Speaking in Cascais this afternoon after signing the Ministerial Declaration, and signalling Ireland’s support of the new MPA and 2030 Strategy, Minister Noonan said, “the designation today of the North Atlantic Current and Evlanov Sea basin Marine Protected Area, covering an area over eight times the size of Ireland, is a really positive development in the future protection of seabirds and biodiversity. Ireland will play a lead role in protecting this area, at the same time as we work towards creating a network of Marine Protected Areas to 30% of our maritime area by 2030.”
“The decisions made here today are crucial in dealing with the global challenges of protecting our climate, our biodiversity and our marine environment. Today, the actions we need to take are clear. Taking action together in an equitable and just way is our shared challenge. In taking action, and in safeguarding our societies and our environment for generations to come, we need to bring people with us. OSPAR, as the global leader for regional ocean protection, allows us to work with each other and with other organisations to design new, innovative solutions that will work for people.”
Minister for Housing, Local Government and Heritage Darragh O’Brien TD, also welcomed today’s agreement on a North-East Atlantic Environment Strategy 2030, saying, “today’s agreement supports the ambition Ireland is showing domestically to have clean, healthy, biologically diverse and sustainably used seas and oceans.
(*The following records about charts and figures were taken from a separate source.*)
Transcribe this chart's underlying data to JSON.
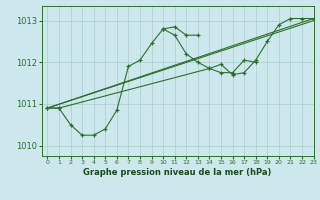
{
  "title": "Graphe pression niveau de la mer (hPa)",
  "bg_color": "#cce8ec",
  "grid_color": "#aacccc",
  "line_color": "#2d6e2d",
  "xlim": [
    -0.5,
    23
  ],
  "ylim": [
    1009.75,
    1013.35
  ],
  "xticks": [
    0,
    1,
    2,
    3,
    4,
    5,
    6,
    7,
    8,
    9,
    10,
    11,
    12,
    13,
    14,
    15,
    16,
    17,
    18,
    19,
    20,
    21,
    22,
    23
  ],
  "yticks": [
    1010,
    1011,
    1012,
    1013
  ],
  "series": [
    {
      "x": [
        0,
        1,
        2,
        3,
        4,
        5,
        6,
        7,
        8,
        9,
        10,
        11,
        12,
        13
      ],
      "y": [
        1010.9,
        1010.9,
        1010.5,
        1010.25,
        1010.25,
        1010.4,
        1010.85,
        1011.9,
        1012.05,
        1012.45,
        1012.8,
        1012.85,
        1012.65,
        1012.65
      ],
      "marker": true
    },
    {
      "x": [
        10,
        11,
        12,
        13,
        14,
        15,
        16,
        17,
        18
      ],
      "y": [
        1012.8,
        1012.65,
        1012.2,
        1012.0,
        1011.85,
        1011.75,
        1011.75,
        1012.05,
        1012.0
      ],
      "marker": true
    },
    {
      "x": [
        0,
        1,
        14,
        15,
        16,
        17,
        18,
        19,
        20,
        21,
        22,
        23
      ],
      "y": [
        1010.9,
        1010.9,
        1011.85,
        1011.95,
        1011.7,
        1011.75,
        1012.05,
        1012.5,
        1012.9,
        1013.05,
        1013.05,
        1013.05
      ],
      "marker": true
    },
    {
      "x": [
        0,
        23
      ],
      "y": [
        1010.9,
        1013.05
      ],
      "marker": false
    },
    {
      "x": [
        0,
        23
      ],
      "y": [
        1010.9,
        1013.0
      ],
      "marker": false
    }
  ]
}
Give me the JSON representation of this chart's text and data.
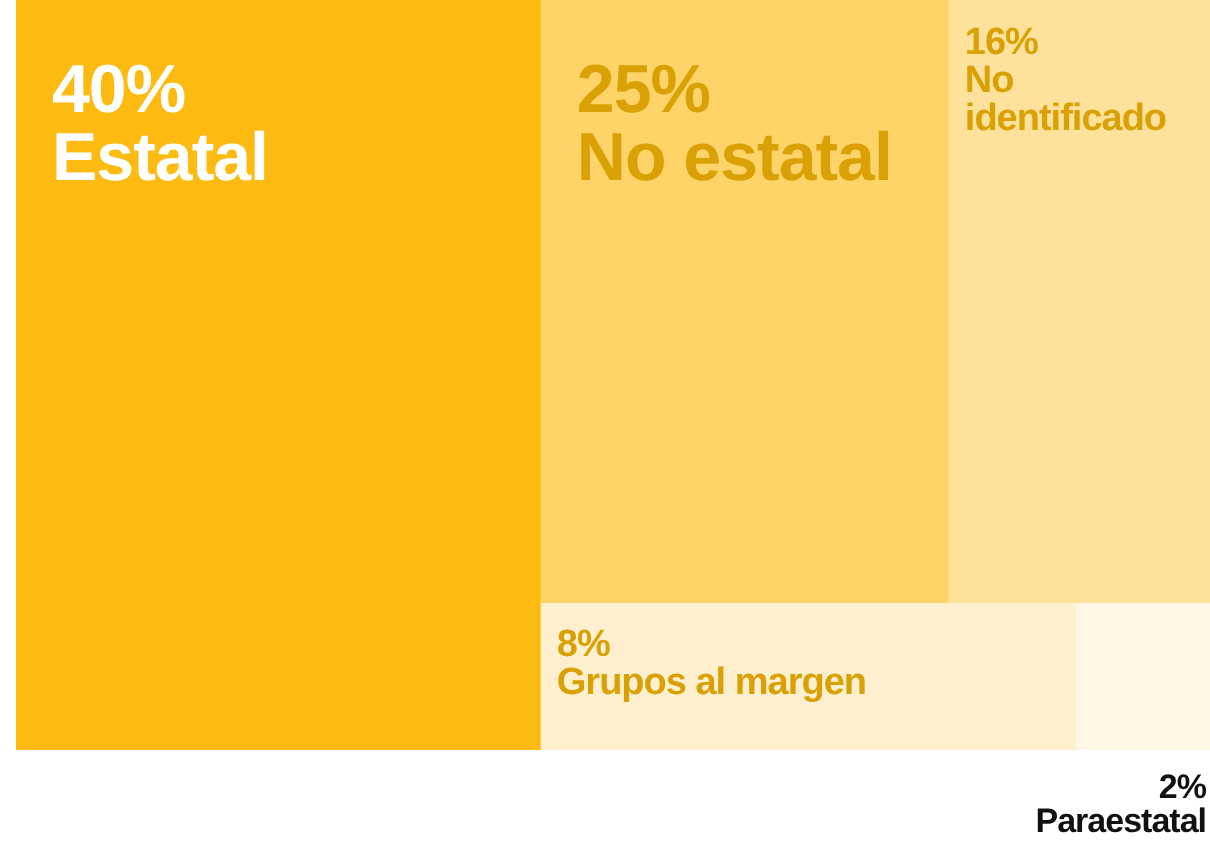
{
  "chart_data": {
    "type": "other",
    "categories": [
      "Estatal",
      "No estatal",
      "No identificado",
      "Grupos al margen",
      "Paraestatal"
    ],
    "values": [
      40,
      25,
      16,
      8,
      2
    ],
    "value_labels": [
      "40%",
      "25%",
      "16%",
      "8%",
      "2%"
    ],
    "colors": [
      "#fdbb12",
      "#fed468",
      "#fee19a",
      "#fef0cf",
      "#fff6e6"
    ]
  }
}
Our recent publication of the National Marine Planning Framework and the Marine Area Planning Bill shows the steps we are taking to implement integrated marine spatial planning in a way that will facilitate the Sustainable Blue Economy, support new and existing sectoral activities, while also protecting our precious marine environment.”
Ministers O’Brien and Noonan also paid tribute to Richard Cronin, Principal Adviser of the Marine Environment Section in the Department of Housing, Local Government for his work as Chair of the OSPAR Commission and in brokering today’s agreement.
“I am very proud that through this very important multilateral organisation Ireland has again shown its ability to act as an honest broker. In this case Richard Cronin, an official in the Department of Housing, Local Government and Heritage, has demonstrated great dedication to progressing OSPAR’s objectives and delivering international agreement at OSPAR’s annual meetings. I am very pleased that Richard has been unanimously re-elected as Commission Chair. I have no doubt he will continue to help Ireland play a pivotal role in our global work to protect our oceans and seas.”